EU ministers on Friday chose the Bulgarian number two of the World Bank Kristalina Georgieva as the bloc’s candidate to become IMF chief, in a fractious vote that failed to heal bitter divisions between member states.
Georgieva, if appointed, would become the second female managing director of the International Monetary Fund after Christine Lagarde who has stepped down to head the European Central Bank.
The Bulgarian economist is “now the European candidate for the new managing director of the IMF. She has all the required skills to successfully lead the IMF,” French Finance Minister Bruno Le Maire, who led the process, wrote on Twitter.
After the announcement, Georgieva said she was honoured to be the EU’s nominee.
“It is an honour to be nominated as a candidate for the role,” she said on Twitter, adding that she “requested administrative leave” from her post as World Bank CEO.
But officials warned that Friday’s vote, an unprecedented step called by France in a bid to bridge divisions between Paris and Berlin and north and south, may not represent the end of the issue due to a series of possible snags.
Georgieva will theoretically be over the maximum age for an IMF chief and while she won the vote she did not get the full majority under the EU’s complex qualified majority rules.
After three candidates fell by the wayside during the day, former Dutch finance minister Jeroen Dijsselbloem, backed by Germany, and Georgieva, who was backed by France, were the last two hopefuls.
‘Not end of story’
The post of managing director of the IMF goes to a European by convention but not rule. The EU fears too much division or hesitation may encourage support for candidates outside Europe.
“The story has not ended tonight,” a source close to the discussions told AFP, asking not to be named.
Another source added: “Her (Georgieva’s) candidacy does not have the support of everyone and the consensus was extracted with a forceps. This could encourage other pretenders to jump in.”
Under the qualified majority system used in the vote of EU ministers, Georgieva won the support of 56 percent of EU countries representing 57 percent of the EU’s population, added the source, who asked not to be named.
However the qualified majority voting rules mean an outright winner should have the support of at least 55 percent of the member states representing between them 65 percent of the EU’s 500 million people. EU finance ministers held a telephone conference after the vote to discuss the outcome.
“I congratulate Kristalina Georgieva with the outcome of today’s European votes. I wish her the utmost success,” Dijsselbloem wrote on Twitter.
There had been a shortlist of half a dozen candidates, but Portuguese Finance Minister Mario Centeno dropped out, followed by Spain’s Economy Minister Nadia Calvino and then Bank of Finland chief Olli Rehn.
Britain declined a last-minute invitation to field a candidate, the French finance ministry said, amid speculation that Canadian-born Bank of England governor Mark Carney could be interested.
Sources said Carney, who made clear his interest in the job in a radio interview earlier Friday, could yet be a candidate and he enjoys “a very strong network within the IMF”.

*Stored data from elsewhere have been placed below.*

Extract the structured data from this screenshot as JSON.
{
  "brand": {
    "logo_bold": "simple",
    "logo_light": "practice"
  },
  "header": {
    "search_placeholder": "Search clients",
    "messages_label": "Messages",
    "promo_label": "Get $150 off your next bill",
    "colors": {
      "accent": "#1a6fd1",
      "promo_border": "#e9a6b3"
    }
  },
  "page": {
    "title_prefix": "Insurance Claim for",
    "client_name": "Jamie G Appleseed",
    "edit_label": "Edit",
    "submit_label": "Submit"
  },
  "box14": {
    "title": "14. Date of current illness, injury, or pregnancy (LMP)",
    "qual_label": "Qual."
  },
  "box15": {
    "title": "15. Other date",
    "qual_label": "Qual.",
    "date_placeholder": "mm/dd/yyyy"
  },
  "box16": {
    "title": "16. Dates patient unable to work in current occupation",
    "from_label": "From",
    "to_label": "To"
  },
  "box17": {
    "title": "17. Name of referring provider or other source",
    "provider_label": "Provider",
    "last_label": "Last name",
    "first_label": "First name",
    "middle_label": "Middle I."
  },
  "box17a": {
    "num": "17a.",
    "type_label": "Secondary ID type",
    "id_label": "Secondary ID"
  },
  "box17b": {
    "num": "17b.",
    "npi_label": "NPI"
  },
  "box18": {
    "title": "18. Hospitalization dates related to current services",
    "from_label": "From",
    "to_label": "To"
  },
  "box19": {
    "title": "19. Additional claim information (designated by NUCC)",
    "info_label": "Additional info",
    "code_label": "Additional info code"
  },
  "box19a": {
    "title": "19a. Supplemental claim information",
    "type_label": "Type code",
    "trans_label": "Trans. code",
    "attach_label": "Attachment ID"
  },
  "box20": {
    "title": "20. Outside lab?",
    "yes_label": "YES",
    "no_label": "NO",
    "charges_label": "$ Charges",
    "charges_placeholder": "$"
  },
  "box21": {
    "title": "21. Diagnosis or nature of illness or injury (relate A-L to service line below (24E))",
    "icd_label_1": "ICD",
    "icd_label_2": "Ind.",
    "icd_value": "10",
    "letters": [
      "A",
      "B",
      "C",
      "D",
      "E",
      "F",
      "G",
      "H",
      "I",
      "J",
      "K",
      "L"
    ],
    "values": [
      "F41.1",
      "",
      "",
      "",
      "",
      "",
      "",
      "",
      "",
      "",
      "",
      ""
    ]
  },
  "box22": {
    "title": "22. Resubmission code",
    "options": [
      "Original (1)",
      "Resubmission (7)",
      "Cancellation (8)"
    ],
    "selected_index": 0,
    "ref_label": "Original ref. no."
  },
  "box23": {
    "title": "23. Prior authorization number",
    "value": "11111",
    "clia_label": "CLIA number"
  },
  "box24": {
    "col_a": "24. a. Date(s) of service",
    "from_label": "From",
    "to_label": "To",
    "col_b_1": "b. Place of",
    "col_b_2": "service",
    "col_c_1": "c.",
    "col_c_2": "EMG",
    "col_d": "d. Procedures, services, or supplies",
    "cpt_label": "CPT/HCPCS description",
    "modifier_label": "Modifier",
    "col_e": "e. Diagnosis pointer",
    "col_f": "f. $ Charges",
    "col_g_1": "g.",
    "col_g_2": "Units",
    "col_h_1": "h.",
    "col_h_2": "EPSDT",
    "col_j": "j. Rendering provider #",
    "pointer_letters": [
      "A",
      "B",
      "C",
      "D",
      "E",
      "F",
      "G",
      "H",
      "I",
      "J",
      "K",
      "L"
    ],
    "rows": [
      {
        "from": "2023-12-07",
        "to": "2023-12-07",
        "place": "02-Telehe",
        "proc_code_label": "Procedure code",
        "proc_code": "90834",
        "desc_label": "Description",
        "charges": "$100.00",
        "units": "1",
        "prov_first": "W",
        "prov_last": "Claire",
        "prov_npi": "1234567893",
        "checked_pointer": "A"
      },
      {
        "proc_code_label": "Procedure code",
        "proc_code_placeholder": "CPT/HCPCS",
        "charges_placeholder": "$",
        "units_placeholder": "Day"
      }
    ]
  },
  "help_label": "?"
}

Nations in southern Europe have long memories of the tough austerity measures imposed as part of the IMF-backed debt bailouts, which they say choked off economic growth they badly needed to recover.
Southern countries had chafed at the prospect of Dijsselbloem because of his tough stance against nations like Greece when he headed the group of EU finance ministers.
‘Make an exception’
Georgieva has served as chief executive of the World Bank, the number two post, since 2017.
An economist by training, she was previously Bulgaria’s EU commissioner from 2010. In 2016, she was a leading candidate to become UN secretary general before losing out to former Portuguese premier Antonio Guterres.
But Georgieva turns 66 later this month, which would infringe a rule that the IMF’s managing director must be under 65 when appointed.
The IMF plans to select its new leader by October 4.
Other fund members would have to make an exception for her, “which is not a given”, according to one source close to the discussions.
However another source said that US Treasury Secretary Steven Mnuchin would support such an exception.
Last month Mnuchin emphasised at a meeting of G7 ministers that naming a European to head the IMF was a convention, “not an official policy”.
Possible non-European candidates could include the general manager of the Bank of International Settlements and former Bank of Mexico governor Agustin Carstens, and Lesetja Kganyago, the governor of the central bank of South Africa.